Plasma MVP and fraud proof examples?


#1

I have been looking into the Plasma MVP with a specific interest in the fraud proofs of this initial system. It appears to me that the following is occurring (if I am wrong please let me know and I will update the topic):

  1. User makes deposit on mainnet. This somehow triggers a UTXO being generated on the plasma chain (the mechanics of this are unclear to me from the code)
  2. User starts a withdrawal on the mainnet of a specific plasma UTXO belonging to him. For the MVP it looks like this must be the initial UTXO generated from the deposit in step 1.
  3. If the user has spent this TXO (in a plasma block which has been checkpointed), someone can provide that signed plasma transaction as a challenge and block the withdrawal.

A few questions arise:

  1. Am I interpreting this UTXO fraud proof correctly? i.e. a user may only withdraw based on the original UTXO and anyone may prove that a malicious deposit with a signed transaction spending that UTXO?
  2. How would a user withdraw a split UTXO? i.e. if I deposit 5 ETH into a plasma chain and spend 2, how could I withdraw the remaining 3? Would I include a new UTXO and similarly allow anyone to prove that I had spent that particular UTXO?
  3. How does this fraud proof extend to an account-based deposit/withdrawal? i.e. is there an example of a reasonably compact fraud proof for an EVM plasma chain?

#2

In MVP, if you make a deposit on the mainnet, then the Plasma contract creates a new block of the plasma chain with one single transaction, which creates the UTXO in the plasma chain “out of nowhere”.
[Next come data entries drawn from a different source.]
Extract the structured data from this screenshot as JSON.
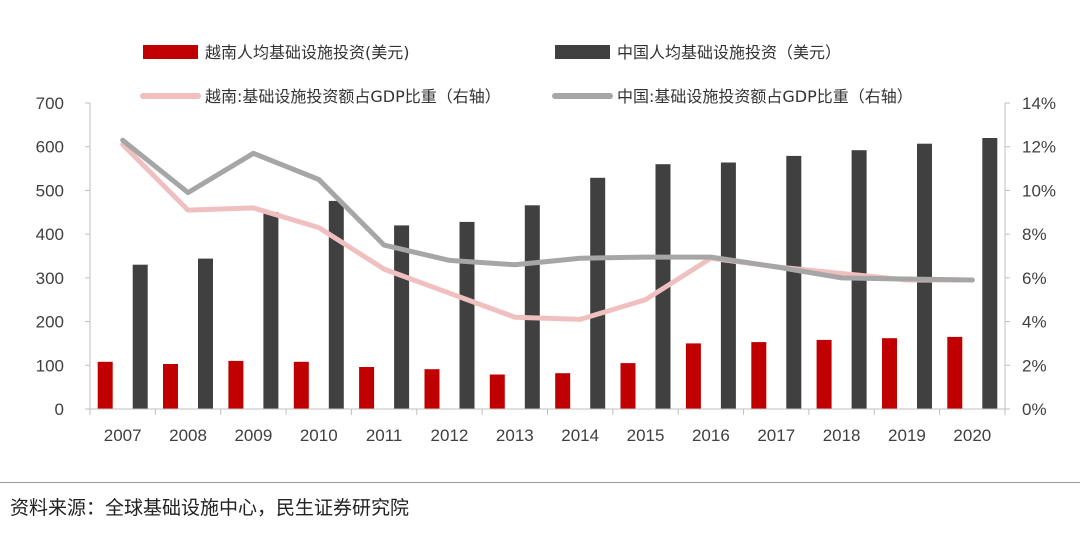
{
  "chart_data": {
    "type": "bar",
    "categories": [
      "2007",
      "2008",
      "2009",
      "2010",
      "2011",
      "2012",
      "2013",
      "2014",
      "2015",
      "2016",
      "2017",
      "2018",
      "2019",
      "2020"
    ],
    "series": [
      {
        "name": "越南人均基础设施投资(美元)",
        "kind": "bar",
        "axis": "left",
        "color": "#c00000",
        "values": [
          108,
          103,
          110,
          108,
          96,
          91,
          79,
          82,
          105,
          150,
          153,
          158,
          162,
          165
        ]
      },
      {
        "name": "中国人均基础设施投资（美元）",
        "kind": "bar",
        "axis": "left",
        "color": "#404040",
        "values": [
          330,
          344,
          450,
          476,
          420,
          428,
          466,
          529,
          560,
          564,
          579,
          592,
          607,
          620
        ]
      },
      {
        "name": "越南:基础设施投资额占GDP比重（右轴）",
        "kind": "line",
        "axis": "right",
        "color": "#f0c0c0",
        "values": [
          12.1,
          9.1,
          9.2,
          8.3,
          6.4,
          5.3,
          4.2,
          4.1,
          5.0,
          6.9,
          6.5,
          6.2,
          5.9,
          5.9
        ]
      },
      {
        "name": "中国:基础设施投资额占GDP比重（右轴）",
        "kind": "line",
        "axis": "right",
        "color": "#a6a6a6",
        "values": [
          12.3,
          9.9,
          11.7,
          10.5,
          7.5,
          6.8,
          6.6,
          6.9,
          6.95,
          6.95,
          6.5,
          6.0,
          5.95,
          5.9
        ]
      }
    ],
    "y_left": {
      "ylim": [
        0,
        700
      ],
      "ticks": [
        "0",
        "100",
        "200",
        "300",
        "400",
        "500",
        "600",
        "700"
      ]
    },
    "y_right": {
      "ylim": [
        0,
        14
      ],
      "ticks": [
        "0%",
        "2%",
        "4%",
        "6%",
        "8%",
        "10%",
        "12%",
        "14%"
      ]
    },
    "legend_position": "top",
    "grid": false
  },
  "source_text": "资料来源：全球基础设施中心，民生证券研究院"
}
User starts a withdrawal on the mainnet of a specific plasma UTXO belonging to him. For the MVP it looks like this must be the initial UTXO generated from the deposit in step 1.

Not necessarily; for example, A could deposit, then A can send to B, then B can exit.

How would a user withdraw a split UTXO? i.e. if I deposit 5 ETH into a plasma chain and spend 2, how could I withdraw the remaining 3? Would I include a new UTXO and similarly allow anyone to prove that I had spent that particular UTXO?

If you deposit 5 ETH and “spend” 2, that means that there are now two UTXOs, one 2 ETH UTXO owned by someone else, and one 3 ETH UTXO owned by you. You can exit your 3 ETH UTXO as normal.

How does this fraud proof extend to an account-based deposit/withdrawal? i.e. is there an example of a reasonably compact fraud proof for an EVM plasma chain?

This is trickier. I recommend fully wrapping your head around UTXO-based MVP before seriously thinking about this. It is possible, but it requires some compromises.


#3

Thanks for the reply.

the Plasma contract creates a new block of the plasma chain with one single transaction

Does this mean there is an authority who must be authorized to make child blocks? Otherwise how does the system prevent users from triggering blocks from fake deposits? Also, don’t you need the receipt as well? (in order to prove the tx was actually included in the mainnet)

A could deposit, then A can send to B, then B can exit

Okay, so a follow up: how does the child chain dispose of the UTXO that has been withdrawn? Maybe a similar question to the authority one.

This is trickier

Yes, I figured :slight_smile:. Are you aware of any resources where the model has been discussed? Would love to get a glimpse.


#4

Yes. Though keep in mind that the “authority” could easily be a decentralized mechanism, eg. something running on an M-of-N scheme or PoS or whatever.

Okay, so a follow up: how does the child chain dispose of the UTXO that has been withdrawn? Maybe a similar question to the authority one.

The child chain operator looks at the main chain, and refuses to include transactions spending a UTXO that has been withdrawn or is being withdrawn.